瞑想をするには、姿勢を正し呼吸を学んで修練する必要があるという負担感があった。サウンドバスは、その負担を取り払った場で静かに広がっている。マットに横になり、シンギングボウルと公(gong)が生み出す音の波動に身を委ねるのがすべてだ。米アトランタ・ジャーナル・コンスティテューション(AJC)はサウンドバスを、2026年に最も大きく広がるウェルネスの流れの一つとして挙げた。
ヨガスタジオを離れた“音”
AJCの報道で目立つのは、サウンドバスが開かれる場所が変わってきている点だ。ヨガスタジオにとどまっていたプログラムが、企業の会議室やウェルネスセンター、教会、公演会場へと移っている。米ジョージア州サンディスプリングスのパフォーミング・アーツ・センターでは、冬季シーズンのプログラムが完売したこともあった。
公演会場で行われるということは、サウンドバスが実践であると同時に文化プログラムとして消費され始めた合図だ。瞑想に関心がなかった人も、公演のチケットを買うように席に着くようになる。
“怠ける形の瞑想”
マスターサウンドティーチャーでヨガ講師のマリニ・フィーニー(Malinie Feeney)は、サウンドバスを“怠ける形の瞑想”と表現した。頑張って集中しなくても、音が注意を引きとめてくれるという意味だ。
米チャタヌーガで活動するヨガ講師でサウンド実務者のメアリー・レイン(Mary Lane)は、サウンドバスが単に横になって何かを聴く体験で終わらないと語った。音の振動が身体に伝わるという身体的な経験だという説明である。
リラックス効果を見た研究
AJCは、サウンド・メディテーションの効果を扱う研究も併せて紹介した。2020年に米国立医学図書館(NLM)に収録された研究では、チベット・シンギングボウルのセッション後に緊張や怒り、憂うつ感が減ったという結果が報告された。2022年のMDPI掲載研究でも同様の気分の改善がみられ、2023年の無作為対照試験では、シンギングボウルが臨床的に確立されたリラックス法よりも強い効果を示したという結果が出た。

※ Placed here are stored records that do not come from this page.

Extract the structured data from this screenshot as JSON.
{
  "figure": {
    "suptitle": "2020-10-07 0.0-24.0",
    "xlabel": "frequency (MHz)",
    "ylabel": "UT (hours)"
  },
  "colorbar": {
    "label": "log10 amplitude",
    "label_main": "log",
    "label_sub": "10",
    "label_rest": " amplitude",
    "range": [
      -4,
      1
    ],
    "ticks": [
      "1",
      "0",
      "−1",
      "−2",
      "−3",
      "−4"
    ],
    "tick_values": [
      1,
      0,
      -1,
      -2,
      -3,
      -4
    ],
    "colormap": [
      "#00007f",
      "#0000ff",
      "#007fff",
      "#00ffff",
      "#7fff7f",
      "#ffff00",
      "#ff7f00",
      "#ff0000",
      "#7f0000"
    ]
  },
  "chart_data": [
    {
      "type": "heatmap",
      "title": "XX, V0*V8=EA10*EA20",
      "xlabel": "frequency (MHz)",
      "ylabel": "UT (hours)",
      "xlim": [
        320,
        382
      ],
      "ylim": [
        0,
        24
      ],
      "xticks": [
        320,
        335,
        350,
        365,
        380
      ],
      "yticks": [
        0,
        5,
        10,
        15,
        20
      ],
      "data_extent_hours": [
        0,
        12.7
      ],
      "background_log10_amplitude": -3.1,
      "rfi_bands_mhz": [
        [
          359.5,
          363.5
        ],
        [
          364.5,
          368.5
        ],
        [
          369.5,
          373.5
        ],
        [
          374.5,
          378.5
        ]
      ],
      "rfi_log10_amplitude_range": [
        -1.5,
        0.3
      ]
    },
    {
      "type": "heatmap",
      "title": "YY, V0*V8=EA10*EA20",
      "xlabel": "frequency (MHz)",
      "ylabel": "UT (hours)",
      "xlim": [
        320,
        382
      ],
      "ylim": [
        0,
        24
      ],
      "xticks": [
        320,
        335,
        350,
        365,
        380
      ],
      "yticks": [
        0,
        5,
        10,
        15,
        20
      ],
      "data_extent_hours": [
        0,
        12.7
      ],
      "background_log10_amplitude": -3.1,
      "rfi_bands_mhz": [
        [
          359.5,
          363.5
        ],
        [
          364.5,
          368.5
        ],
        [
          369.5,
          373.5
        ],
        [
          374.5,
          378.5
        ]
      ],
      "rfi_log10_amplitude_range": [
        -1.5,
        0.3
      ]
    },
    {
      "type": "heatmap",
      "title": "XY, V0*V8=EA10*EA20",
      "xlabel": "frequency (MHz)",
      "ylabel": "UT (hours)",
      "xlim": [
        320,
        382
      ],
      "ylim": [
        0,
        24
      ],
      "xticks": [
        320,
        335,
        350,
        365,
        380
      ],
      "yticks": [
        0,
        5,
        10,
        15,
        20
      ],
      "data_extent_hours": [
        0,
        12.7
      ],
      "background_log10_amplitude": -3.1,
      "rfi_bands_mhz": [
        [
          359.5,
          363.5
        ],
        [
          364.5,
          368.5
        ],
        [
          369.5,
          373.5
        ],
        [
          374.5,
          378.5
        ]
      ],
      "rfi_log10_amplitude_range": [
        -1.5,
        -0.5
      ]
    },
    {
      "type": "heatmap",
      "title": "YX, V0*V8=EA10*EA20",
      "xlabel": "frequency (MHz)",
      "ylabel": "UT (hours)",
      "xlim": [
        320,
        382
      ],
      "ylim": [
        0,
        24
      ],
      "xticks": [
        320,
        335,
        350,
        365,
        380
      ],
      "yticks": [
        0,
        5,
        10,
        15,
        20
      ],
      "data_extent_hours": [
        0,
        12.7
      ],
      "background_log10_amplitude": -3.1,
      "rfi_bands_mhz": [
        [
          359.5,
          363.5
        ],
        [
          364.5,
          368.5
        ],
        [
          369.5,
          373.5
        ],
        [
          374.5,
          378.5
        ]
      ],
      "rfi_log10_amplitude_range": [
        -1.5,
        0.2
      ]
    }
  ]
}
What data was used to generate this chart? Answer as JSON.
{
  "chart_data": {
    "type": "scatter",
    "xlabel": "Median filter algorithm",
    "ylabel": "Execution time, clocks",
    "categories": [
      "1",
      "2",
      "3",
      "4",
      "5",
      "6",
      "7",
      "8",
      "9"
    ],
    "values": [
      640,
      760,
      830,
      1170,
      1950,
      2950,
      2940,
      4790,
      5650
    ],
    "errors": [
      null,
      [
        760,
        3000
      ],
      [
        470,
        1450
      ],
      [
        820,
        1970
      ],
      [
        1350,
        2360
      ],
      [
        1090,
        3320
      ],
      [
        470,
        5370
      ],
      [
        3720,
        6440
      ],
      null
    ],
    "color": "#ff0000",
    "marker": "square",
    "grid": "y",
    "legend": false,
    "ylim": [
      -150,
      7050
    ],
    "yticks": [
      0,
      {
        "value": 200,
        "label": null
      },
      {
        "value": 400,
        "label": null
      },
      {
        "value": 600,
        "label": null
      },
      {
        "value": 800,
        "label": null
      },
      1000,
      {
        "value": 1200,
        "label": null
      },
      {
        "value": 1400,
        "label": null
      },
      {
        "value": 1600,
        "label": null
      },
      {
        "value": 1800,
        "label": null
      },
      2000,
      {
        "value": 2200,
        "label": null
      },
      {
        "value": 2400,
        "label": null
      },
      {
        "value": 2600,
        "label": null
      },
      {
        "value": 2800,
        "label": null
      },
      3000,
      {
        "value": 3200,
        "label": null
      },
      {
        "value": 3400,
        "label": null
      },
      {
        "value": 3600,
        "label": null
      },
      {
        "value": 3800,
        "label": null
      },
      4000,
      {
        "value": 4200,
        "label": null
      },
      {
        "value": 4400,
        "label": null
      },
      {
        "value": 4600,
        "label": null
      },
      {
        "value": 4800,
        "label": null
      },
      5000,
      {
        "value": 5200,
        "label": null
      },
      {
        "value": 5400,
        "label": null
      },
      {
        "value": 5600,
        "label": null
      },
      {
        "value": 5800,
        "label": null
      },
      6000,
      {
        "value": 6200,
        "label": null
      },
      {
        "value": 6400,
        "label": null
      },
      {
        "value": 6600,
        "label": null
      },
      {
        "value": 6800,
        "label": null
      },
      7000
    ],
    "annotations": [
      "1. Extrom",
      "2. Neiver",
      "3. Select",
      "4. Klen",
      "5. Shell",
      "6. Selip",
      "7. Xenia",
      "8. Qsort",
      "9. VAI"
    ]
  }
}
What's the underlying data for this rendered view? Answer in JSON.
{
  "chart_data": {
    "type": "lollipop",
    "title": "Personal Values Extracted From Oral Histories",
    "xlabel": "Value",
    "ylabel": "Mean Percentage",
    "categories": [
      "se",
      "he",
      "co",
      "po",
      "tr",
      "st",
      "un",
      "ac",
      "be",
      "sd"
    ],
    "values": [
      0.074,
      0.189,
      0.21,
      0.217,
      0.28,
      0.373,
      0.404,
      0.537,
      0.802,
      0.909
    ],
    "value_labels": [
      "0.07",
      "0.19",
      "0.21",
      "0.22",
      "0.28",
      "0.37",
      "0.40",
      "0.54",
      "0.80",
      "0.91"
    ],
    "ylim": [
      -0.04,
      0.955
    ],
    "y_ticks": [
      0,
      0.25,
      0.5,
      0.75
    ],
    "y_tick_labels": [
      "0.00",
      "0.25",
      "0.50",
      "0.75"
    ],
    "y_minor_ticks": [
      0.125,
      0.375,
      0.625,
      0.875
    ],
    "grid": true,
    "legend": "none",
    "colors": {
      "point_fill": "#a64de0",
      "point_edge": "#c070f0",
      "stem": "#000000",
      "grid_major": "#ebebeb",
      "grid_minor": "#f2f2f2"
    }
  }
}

ただ、こうした研究は標本規模が大きくなかったり、短期の効果を見たケースが多い。サウンドバスが特定の疾患を治療するといった根拠として読むには早い。
身体の状態によっては事前相談が必要な場合も
UCLAヘルスは、サウンドセラピーを受ける際に医療的に確認すべき点を案内している。音に敏感な場合や、聴覚関連の疾患、発作の既往歴がある場合のように、状態によって事前相談が必要になるという趣旨だ。心地よいプログラムほど、自分の体の状態を先に確認する手順が抜けやすい。
韓国でも徐々に、そして急速に広がっている
国内でも、シンギングボウルのプログラムは図書館や瞑想センター、ヨガ教室を中心に定着しつつある。音を媒介にしたリラックスが瞑想の入門者にとってハードルが低いという点は、国内外で違いはない。
世界市場がサウンドバスを文化プログラムの形に広げていく流れは、国内の瞑想現場にも参考になる。音をどう空間やプログラムに重ねるかで、瞑想に初めて出会う人の幅が変わってしまうからだ。